The SECARS molecular sensor contains an optical amplifier made of gold discs. The new technique can amplify a molecule’s optical signature as much as 100 billion times. Courtesy of Rice University.


The sensor uses coherent anti-Stokes Raman spectroscopy (CARS) in conjunction with an optical quadrumer amplifier made from gold nanodiscs. The LANP researchers call the new method surface-enhanced CARS (SECARS).

“Amplification is important for sensing small molecules because the smaller the molecule, the weaker the optical signature,” Halas said. “This amplification method is the most powerful yet demonstrated, and it could prove useful in experiments where existing techniques can’t provide reliable data.”
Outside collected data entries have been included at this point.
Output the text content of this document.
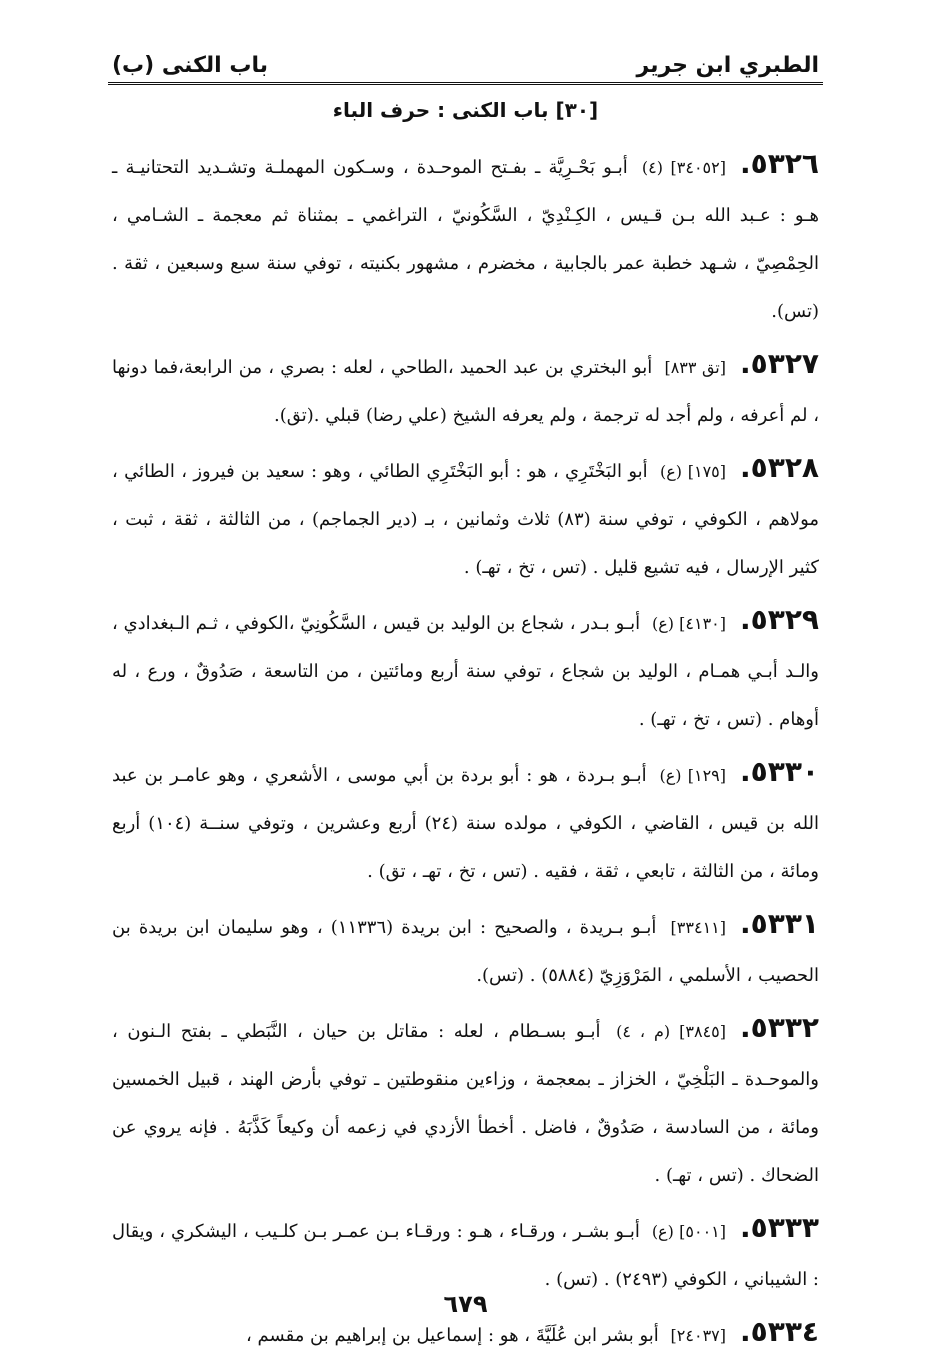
الطبري ابن جرير
باب الكنى (ب)
[٣٠] باب الكنى : حرف الباء

٥٣٢٦.[٣٤٠٥٢] (٤) أبـو بَحْـرِيَّة ـ بفـتح الموحـدة ، وسـكون المهملـة وتشـديد التحتانيـة ـ هـو : عـبد الله بـن قـيس ، الكِـنْدِيّ ، السَّكُونيّ ، التراغمي ـ بمثناة ثم معجمة ـ الشـامي ، الحِمْصِيّ ، شـهد خطبة عمر بالجابية ، مخضرم ، مشهور بكنيته ، توفي سنة سبع وسبعين ، ثقة . (تس).

٥٣٢٧.[تق ٨٣٣] أبو البختري بن عبد الحميد ،الطاحي ، لعله : بصري ، من الرابعة،فما دونها ، لم أعرفه ، ولم أجد له ترجمة ، ولم يعرفه الشيخ (علي رضا) قبلي .(تق).

٥٣٢٨.[١٧٥] (ع) أبو البَخْتَرِي ، هو : أبو البَخْتَرِي الطائي ، وهو : سعيد بن فيروز ، الطائي ، مولاهم ، الكوفي ، توفي سنة (٨٣) ثلاث وثمانين ، بـ (دير الجماجم) ، من الثالثة ، ثقة ، ثبت ، كثير الإرسال ، فيه تشيع قليل . (تس ، تخ ، تهـ) .

٥٣٢٩.[٤١٣٠] (ع) أبـو بـدر ، شجاع بن الوليد بن قيس ، السَّكُونِيّ ،الكوفي ، ثـم الـبغدادي ، والـد أبـي همـام ، الوليد بن شجاع ، توفي سنة أربع ومائتين ، من التاسعة ، صَدُوقٌ ، ورع ، له أوهام . (تس ، تخ ، تهـ) .

٥٣٣٠.[١٢٩] (ع) أبـو بـردة ، هو : أبو بردة بن أبي موسى ، الأشعري ، وهو عامـر بن عبد الله بن قيس ، القاضي ، الكوفي ، مولده سنة (٢٤) أربع وعشرين ، وتوفي سنــة (١٠٤) أربع ومائة ، من الثالثة ، تابعي ، ثقة ، فقيه . (تس ، تخ ، تهـ ، تق) .

٥٣٣١.[٣٣٤١١] أبـو بـريدة ، والصحيح : ابن بريدة (١١٣٣٦) ، وهو سليمان ابن بريدة بن الحصيب ، الأسلمي ، المَرْوَزِيّ (٥٨٨٤) . (تس).

٥٣٣٢.[٣٨٤٥] (م ، ٤) أبـو بسـطام ، لعله : مقاتل بن حيان ، النَّبَطي ـ بفتح الـنون ، والموحـدة ـ البَلْخِيّ ، الخزاز ـ بمعجمة ، وزاءين منقوطتين ـ توفي بأرض الهند ، قبيل الخمسين ومائة ، من السادسة ، صَدُوقٌ ، فاضل . أخطأ الأزدي في زعمه أن وكيعاً كَذَّبَهُ . فإنه يروي عن الضحاك . (تس ، تهـ) .

٥٣٣٣.[٥٠٠١] (ع) أبـو بشـر ، ورقـاء ، هـو : ورقـاء بـن عمـر بـن كلـيب ، اليشكري ، ويقال : الشيباني ، الكوفي (٢٤٩٣) . (تس) .

٥٣٣٤.[٢٤٠٣٧] أبو بشر ابن عُلَيَّةَ ، هو : إسماعيل بن إبراهيم بن مقسم ،

٦٧٩
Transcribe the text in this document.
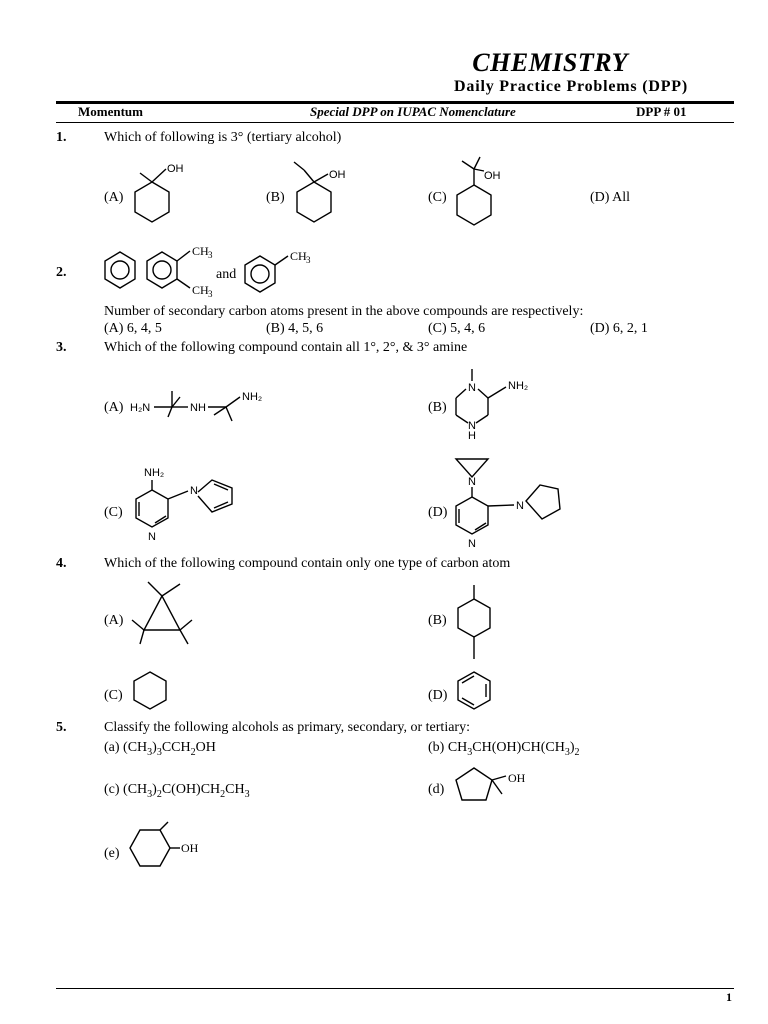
CHEMISTRY
Daily Practice Problems (DPP)
Momentum	Special DPP on IUPAC Nomenclature	DPP # 01
1.	Which of following is 3° (tertiary alcohol)
(A)	(B)	(C)	(D) All
OH	OH	OH
2.
CH 3
CH 3
and
CH 3
Number of secondary carbon atoms present in the above compounds are respectively:
(A) 6, 4, 5	(B) 4, 5, 6	(C) 5, 4, 6	(D) 6, 2, 1
3.	Which of the following compound contain all 1°, 2°, & 3° amine
(A) H₂N	NH
NH₂
(B)
N
N
H
NH₂
(C)
NH₂
N
N
(D)
N
N
N
4.	Which of the following compound contain only one type of carbon atom
(A)	(B)
(C)	(D)
5.	Classify the following alcohols as primary, secondary, or tertiary:
(a) $(CH_3)_3CCH_2OH$	(b) $CH_3CH(OH)CH(CH_3)_2$
(c) $(CH_3)_2C(OH)CH_2CH_3$	(d)
OH
(e)	OH
1
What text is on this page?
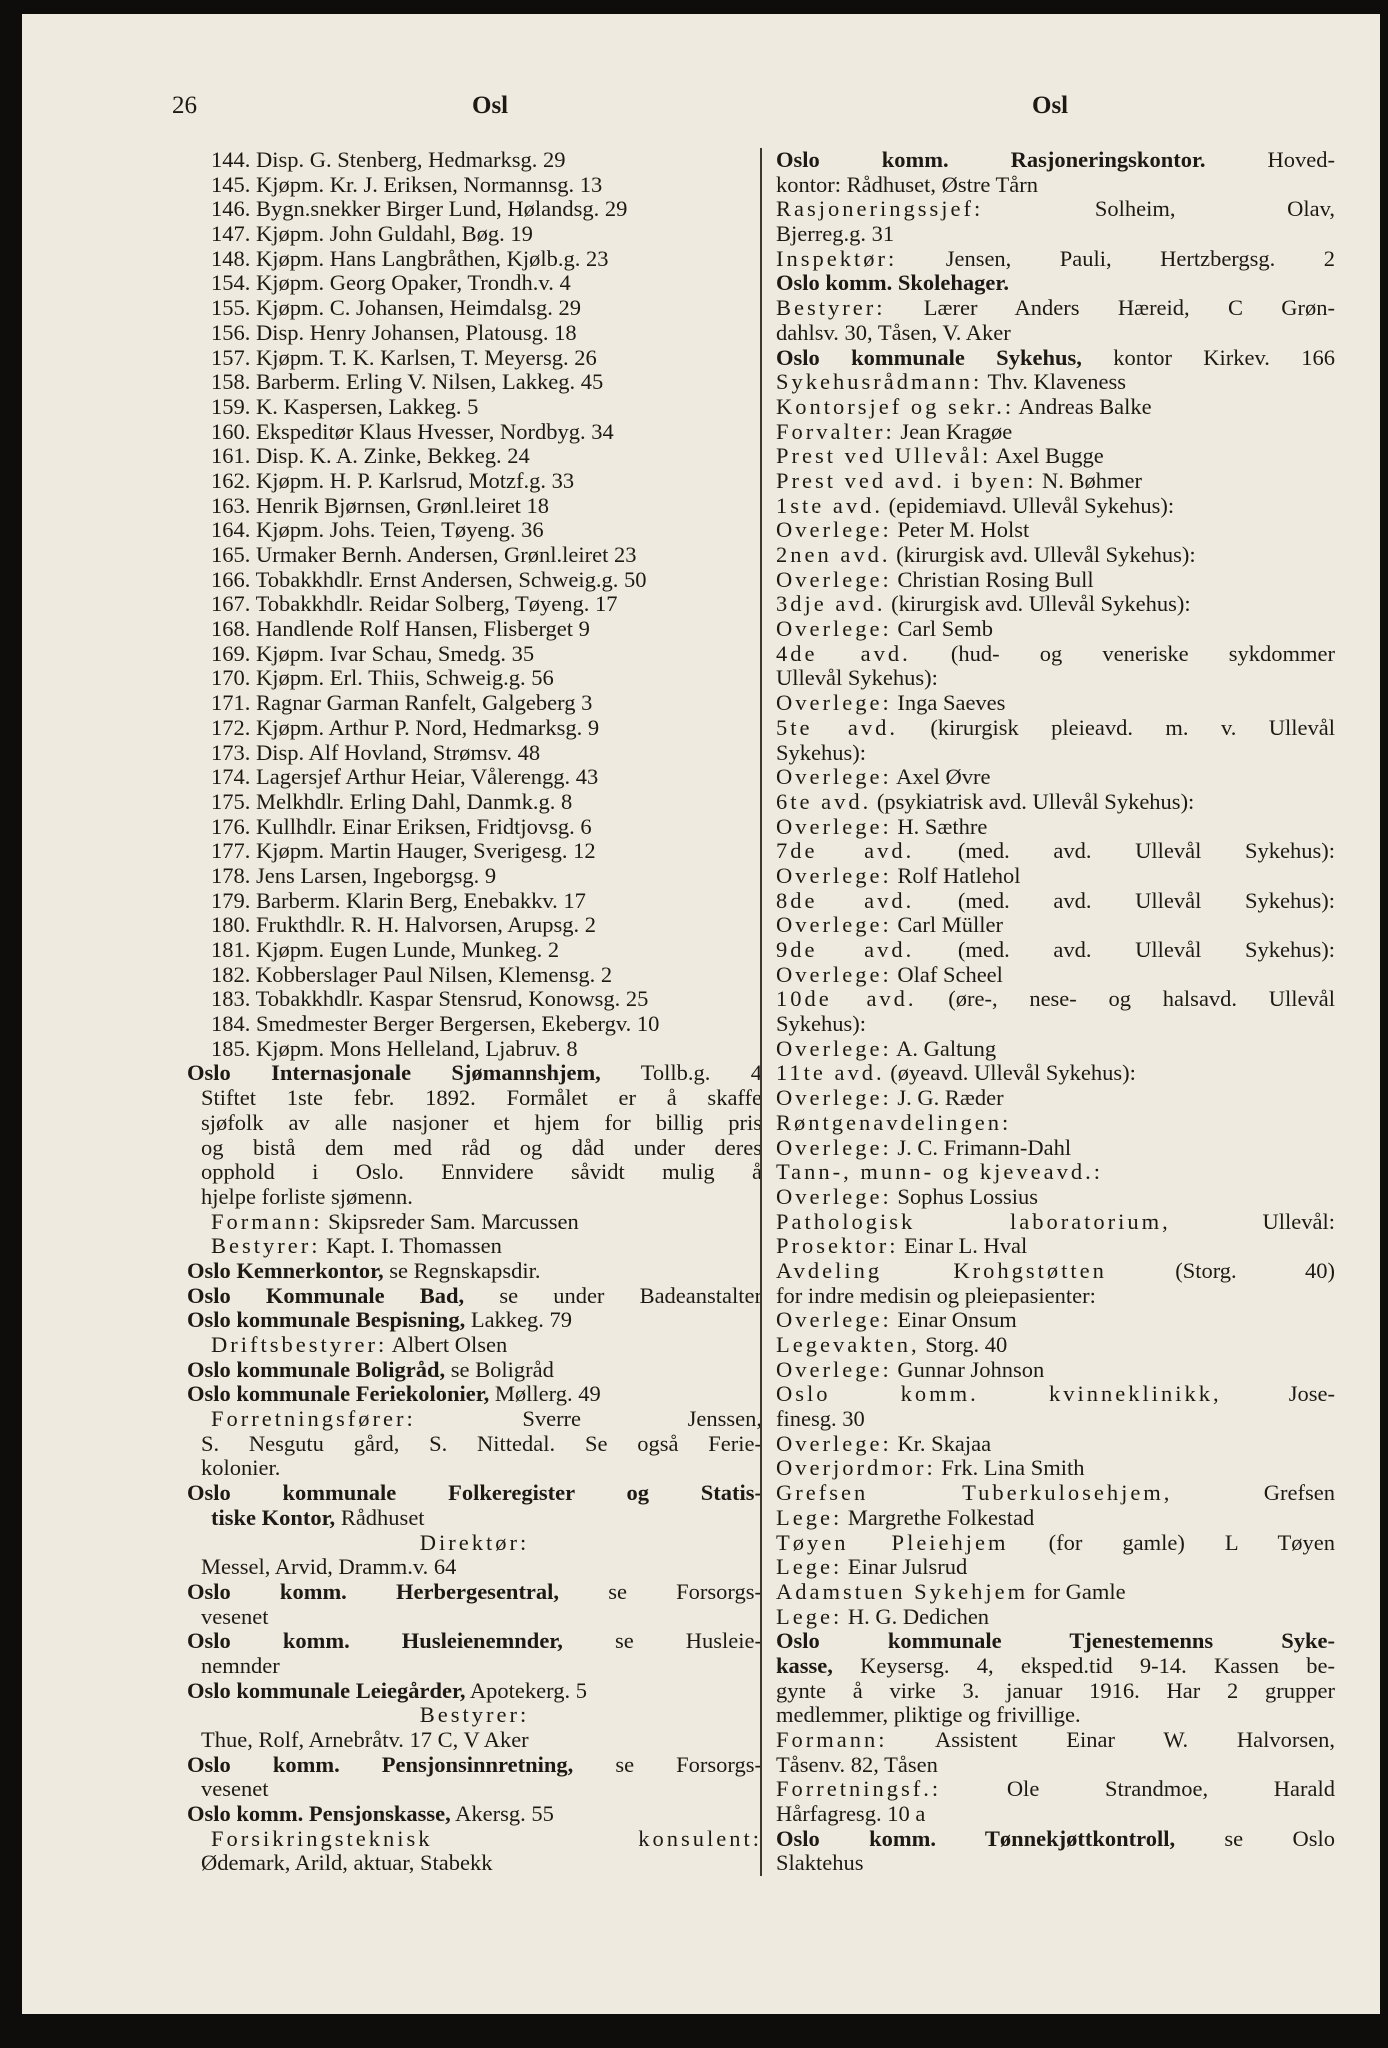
26	Osl	Osl
144. Disp. G. Stenberg, Hedmarksg. 29
145. Kjøpm. Kr. J. Eriksen, Normannsg. 13
146. Bygn.snekker Birger Lund, Hølandsg. 29
147. Kjøpm. John Guldahl, Bøg. 19
148. Kjøpm. Hans Langbråthen, Kjølb.g. 23
154. Kjøpm. Georg Opaker, Trondh.v. 4
155. Kjøpm. C. Johansen, Heimdalsg. 29
156. Disp. Henry Johansen, Platousg. 18
157. Kjøpm. T. K. Karlsen, T. Meyersg. 26
158. Barberm. Erling V. Nilsen, Lakkeg. 45
159. K. Kaspersen, Lakkeg. 5
160. Ekspeditør Klaus Hvesser, Nordbyg. 34
161. Disp. K. A. Zinke, Bekkeg. 24
162. Kjøpm. H. P. Karlsrud, Motzf.g. 33
163. Henrik Bjørnsen, Grønl.leiret 18
164. Kjøpm. Johs. Teien, Tøyeng. 36
165. Urmaker Bernh. Andersen, Grønl.leiret 23
166. Tobakkhdlr. Ernst Andersen, Schweig.g. 50
167. Tobakkhdlr. Reidar Solberg, Tøyeng. 17
168. Handlende Rolf Hansen, Flisberget 9
169. Kjøpm. Ivar Schau, Smedg. 35
170. Kjøpm. Erl. Thiis, Schweig.g. 56
171. Ragnar Garman Ranfelt, Galgeberg 3
172. Kjøpm. Arthur P. Nord, Hedmarksg. 9
173. Disp. Alf Hovland, Strømsv. 48
174. Lagersjef Arthur Heiar, Vålerengg. 43
175. Melkhdlr. Erling Dahl, Danmk.g. 8
176. Kullhdlr. Einar Eriksen, Fridtjovsg. 6
177. Kjøpm. Martin Hauger, Sverigesg. 12
178. Jens Larsen, Ingeborgsg. 9
179. Barberm. Klarin Berg, Enebakkv. 17
180. Frukthdlr. R. H. Halvorsen, Arupsg. 2
181. Kjøpm. Eugen Lunde, Munkeg. 2
182. Kobberslager Paul Nilsen, Klemensg. 2
183. Tobakkhdlr. Kaspar Stensrud, Konowsg. 25
184. Smedmester Berger Bergersen, Ekebergv. 10
185. Kjøpm. Mons Helleland, Ljabruv. 8
Oslo Internasjonale Sjømannshjem, Tollb.g. 4
Stiftet 1ste febr. 1892. Formålet er å skaffe
sjøfolk av alle nasjoner et hjem for billig pris
og bistå dem med råd og dåd under deres
opphold i Oslo. Ennvidere såvidt mulig å
hjelpe forliste sjømenn.
Formann: Skipsreder Sam. Marcussen
Bestyrer: Kapt. I. Thomassen
Oslo Kemnerkontor, se Regnskapsdir.
Oslo Kommunale Bad, se under Badeanstalter
Oslo kommunale Bespisning, Lakkeg. 79
Driftsbestyrer: Albert Olsen
Oslo kommunale Boligråd, se Boligråd
Oslo kommunale Feriekolonier, Møllerg. 49
Forretningsfører: Sverre Jenssen,
S. Nesgutu gård, S. Nittedal. Se også Ferie-
kolonier.
Oslo kommunale Folkeregister og Statis-
tiske Kontor, Rådhuset
Direktør:
Messel, Arvid, Dramm.v. 64
Oslo komm. Herbergesentral, se Forsorgs-
vesenet
Oslo komm. Husleienemnder, se Husleie-
nemnder
Oslo kommunale Leiegårder, Apotekerg. 5
Bestyrer:
Thue, Rolf, Arnebråtv. 17 C, V Aker
Oslo komm. Pensjonsinnretning, se Forsorgs-
vesenet
Oslo komm. Pensjonskasse, Akersg. 55
Forsikringsteknisk konsulent:
Ødemark, Arild, aktuar, Stabekk
Oslo komm. Rasjoneringskontor. Hoved-
kontor: Rådhuset, Østre Tårn
Rasjoneringssjef: Solheim, Olav,
Bjerreg.g. 31
Inspektør: Jensen, Pauli, Hertzbergsg. 2
Oslo komm. Skolehager.
Bestyrer: Lærer Anders Hæreid, C Grøn-
dahlsv. 30, Tåsen, V. Aker
Oslo kommunale Sykehus, kontor Kirkev. 166
Sykehusrådmann: Thv. Klaveness
Kontorsjef og sekr.: Andreas Balke
Forvalter: Jean Kragøe
Prest ved Ullevål: Axel Bugge
Prest ved avd. i byen: N. Bøhmer
1ste avd. (epidemiavd. Ullevål Sykehus):
Overlege: Peter M. Holst
2nen avd. (kirurgisk avd. Ullevål Sykehus):
Overlege: Christian Rosing Bull
3dje avd. (kirurgisk avd. Ullevål Sykehus):
Overlege: Carl Semb
4de avd. (hud- og veneriske sykdommer
Ullevål Sykehus):
Overlege: Inga Saeves
5te avd. (kirurgisk pleieavd. m. v. Ullevål
Sykehus):
Overlege: Axel Øvre
6te avd. (psykiatrisk avd. Ullevål Sykehus):
Overlege: H. Sæthre
7de avd. (med. avd. Ullevål Sykehus):
Overlege: Rolf Hatlehol
8de avd. (med. avd. Ullevål Sykehus):
Overlege: Carl Müller
9de avd. (med. avd. Ullevål Sykehus):
Overlege: Olaf Scheel
10de avd. (øre-, nese- og halsavd. Ullevål
Sykehus):
Overlege: A. Galtung
11te avd. (øyeavd. Ullevål Sykehus):
Overlege: J. G. Ræder
Røntgenavdelingen:
Overlege: J. C. Frimann-Dahl
Tann-, munn- og kjeveavd.:
Overlege: Sophus Lossius
Pathologisk laboratorium, Ullevål:
Prosektor: Einar L. Hval
Avdeling Krohgstøtten (Storg. 40)
for indre medisin og pleiepasienter:
Overlege: Einar Onsum
Legevakten, Storg. 40
Overlege: Gunnar Johnson
Oslo komm. kvinneklinikk, Jose-
finesg. 30
Overlege: Kr. Skajaa
Overjordmor: Frk. Lina Smith
Grefsen Tuberkulosehjem, Grefsen
Lege: Margrethe Folkestad
Tøyen Pleiehjem (for gamle) L Tøyen
Lege: Einar Julsrud
Adamstuen Sykehjem for Gamle
Lege: H. G. Dedichen
Oslo kommunale Tjenestemenns Syke-
kasse, Keysersg. 4, eksped.tid 9-14. Kassen be-
gynte å virke 3. januar 1916. Har 2 grupper
medlemmer, pliktige og frivillige.
Formann: Assistent Einar W. Halvorsen,
Tåsenv. 82, Tåsen
Forretningsf.: Ole Strandmoe, Harald
Hårfagresg. 10 a
Oslo komm. Tønnekjøttkontroll, se Oslo
Slaktehus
The optical amplifier contains four nanodiscs in a diamond-shaped arrangement. Optical signatures of molecules are caught in a 15-nm-wide gap in the center, and can be amplified through the efficient light-harvesting and signal-scattering properties of the four-disc structure.

Potential applications that could benefit from SECARS include chemical and biological sensing, as well as metamaterials research.

The work was funded by the U.S. Department of Defense, the Defense Threat Reduction Agency and the Robert A. Welch Foundation. The research was published in Nature Communications (doi: 10.1038/ncomms5424).